Let $g(x) :\mathbb{R}\to\mathbb{R}$ be a non-decreasing function in the sense that $g(y)\geq g(x) \; \forall y \geq x$. Can $g(x)$ be nowhere continuous? My guess is that any such function that is non-decreasing must have at most countably infinite number of discontinuities. Otherwise, it will cease to be discontinuous due to non-decreasing nature. However, I couldn't come up with a rigorous proof of this. Am I right in my guess?

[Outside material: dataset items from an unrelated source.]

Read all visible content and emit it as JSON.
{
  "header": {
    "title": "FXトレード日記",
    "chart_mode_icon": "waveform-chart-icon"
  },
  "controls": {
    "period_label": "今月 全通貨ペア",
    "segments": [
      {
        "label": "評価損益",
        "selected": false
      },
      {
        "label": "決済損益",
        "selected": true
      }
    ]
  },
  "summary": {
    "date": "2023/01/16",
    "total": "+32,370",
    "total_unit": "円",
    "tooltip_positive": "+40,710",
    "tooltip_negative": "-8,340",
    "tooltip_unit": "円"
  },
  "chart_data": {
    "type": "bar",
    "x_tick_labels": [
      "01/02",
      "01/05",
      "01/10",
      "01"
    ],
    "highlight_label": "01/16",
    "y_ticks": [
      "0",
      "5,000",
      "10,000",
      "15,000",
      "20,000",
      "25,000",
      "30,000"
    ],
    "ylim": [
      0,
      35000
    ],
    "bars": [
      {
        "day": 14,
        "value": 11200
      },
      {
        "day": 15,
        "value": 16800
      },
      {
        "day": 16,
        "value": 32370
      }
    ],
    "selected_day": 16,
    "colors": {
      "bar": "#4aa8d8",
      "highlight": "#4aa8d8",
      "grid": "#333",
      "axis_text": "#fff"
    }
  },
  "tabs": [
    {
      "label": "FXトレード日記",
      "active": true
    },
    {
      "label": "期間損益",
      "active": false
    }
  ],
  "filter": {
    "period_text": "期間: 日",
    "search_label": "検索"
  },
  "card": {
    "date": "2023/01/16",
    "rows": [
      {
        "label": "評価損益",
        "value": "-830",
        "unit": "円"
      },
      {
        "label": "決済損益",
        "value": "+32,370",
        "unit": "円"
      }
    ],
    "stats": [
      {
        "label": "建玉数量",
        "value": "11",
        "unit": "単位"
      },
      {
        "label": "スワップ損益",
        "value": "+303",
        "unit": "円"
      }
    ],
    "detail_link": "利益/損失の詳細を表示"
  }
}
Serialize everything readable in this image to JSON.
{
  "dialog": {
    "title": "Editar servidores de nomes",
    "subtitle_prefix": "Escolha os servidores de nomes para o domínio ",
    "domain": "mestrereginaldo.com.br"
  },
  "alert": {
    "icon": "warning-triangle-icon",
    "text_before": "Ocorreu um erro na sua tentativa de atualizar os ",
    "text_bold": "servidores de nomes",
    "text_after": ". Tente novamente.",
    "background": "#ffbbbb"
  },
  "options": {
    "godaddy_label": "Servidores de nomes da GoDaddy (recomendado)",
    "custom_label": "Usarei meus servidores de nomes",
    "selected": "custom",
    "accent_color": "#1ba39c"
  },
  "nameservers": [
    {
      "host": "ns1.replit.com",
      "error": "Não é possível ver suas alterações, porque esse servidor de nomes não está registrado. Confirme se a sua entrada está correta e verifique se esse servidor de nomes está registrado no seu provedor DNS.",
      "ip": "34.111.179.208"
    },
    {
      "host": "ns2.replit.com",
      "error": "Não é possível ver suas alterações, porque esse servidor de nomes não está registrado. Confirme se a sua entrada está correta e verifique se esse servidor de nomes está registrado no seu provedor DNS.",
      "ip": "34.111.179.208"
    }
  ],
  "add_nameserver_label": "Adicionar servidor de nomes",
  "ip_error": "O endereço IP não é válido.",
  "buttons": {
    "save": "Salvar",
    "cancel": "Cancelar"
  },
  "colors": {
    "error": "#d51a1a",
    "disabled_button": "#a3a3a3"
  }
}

My attempt was to assume that for each $x_0 \in \mathbb{R}$ there exists a fixed $\varepsilon_{x_0}>0$ such that for all $x \in (x_0,\infty)$ we have the relation that $f(x)>f(x_0)+\varepsilon_{x_0}$ by non-decreasing nature because for each arbitrary $\delta$ neighborhood of $x_0$ there is at least one $x'$ in it that satisfies the relation (hence all $x>x'$[non-decreasing] works but $x'$ can be made arbitrarily close to $x_0$). My intuition is that such a strictly increasing relation can only be forced for countable number of points. Is there a nice way to show it? Or I am on the wrong track?
Nvm: This proof strategy is wrong. Take the Floor function.
And yes, that works! Uncountable sums of strictly positive but small real numbers will become unbounded very easily and the relation won't make sense anymore. Thank you.